Tunnelling begins on Seattle water quality project

13 August 2021


City of Seattle has announced that two tunnel boring machines have begun mining its Ship Canal Water Quality Project, designed to collect the combined sewer overflows that would normally end up polluting local water bodies.

Contractor Lane – a subsidiary of Webuild – has begun excavating the 4.3km-long storage tunnel with MudHoney, a 6.6m-diameter Herrenknecht EPB TBM which is mining from Ballard to Wallingford.

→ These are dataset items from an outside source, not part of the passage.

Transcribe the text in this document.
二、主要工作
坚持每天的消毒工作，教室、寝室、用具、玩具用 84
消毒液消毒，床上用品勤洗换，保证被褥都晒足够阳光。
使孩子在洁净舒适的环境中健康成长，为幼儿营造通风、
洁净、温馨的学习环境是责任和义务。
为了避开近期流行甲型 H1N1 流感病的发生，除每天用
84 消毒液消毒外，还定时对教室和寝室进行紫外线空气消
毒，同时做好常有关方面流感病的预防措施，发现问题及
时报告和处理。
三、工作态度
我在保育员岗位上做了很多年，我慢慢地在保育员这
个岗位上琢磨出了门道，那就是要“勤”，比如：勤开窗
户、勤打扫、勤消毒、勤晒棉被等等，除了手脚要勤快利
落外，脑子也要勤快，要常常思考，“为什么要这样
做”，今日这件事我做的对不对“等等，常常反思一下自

The machine will line the tunnel with precast concrete segments.

Along the route there will be five shafts (at Ballard, East Ballard, Fremont, Queen Anne, and Wallingford) ranging in depth from 12m-24m to collect stormwater and sewage flows from each basin and convey them into the new tunnel.

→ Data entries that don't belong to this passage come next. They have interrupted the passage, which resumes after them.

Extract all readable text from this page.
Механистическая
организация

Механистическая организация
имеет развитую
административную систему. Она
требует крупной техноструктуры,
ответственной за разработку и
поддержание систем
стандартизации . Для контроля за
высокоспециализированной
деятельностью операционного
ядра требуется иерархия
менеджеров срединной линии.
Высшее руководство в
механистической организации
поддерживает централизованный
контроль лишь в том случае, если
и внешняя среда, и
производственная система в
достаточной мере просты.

The second machine, a 3m Herrenknecht slurry TBM, is mining a 2.4m-diameter conveyance tunnel from Fremont to Queen Anne that will pass under the Ship Canal and will connect Queen Anne’s wastewater basin to the larger storage tunnel being built by MudHoney. This tunnel, which will house a reinforced concrete pipe, is expected to take a little over three months to complete. The TBM was manufactured in 2014 and was refurbished following work on Seattle’s King County Fremont Siphon Project.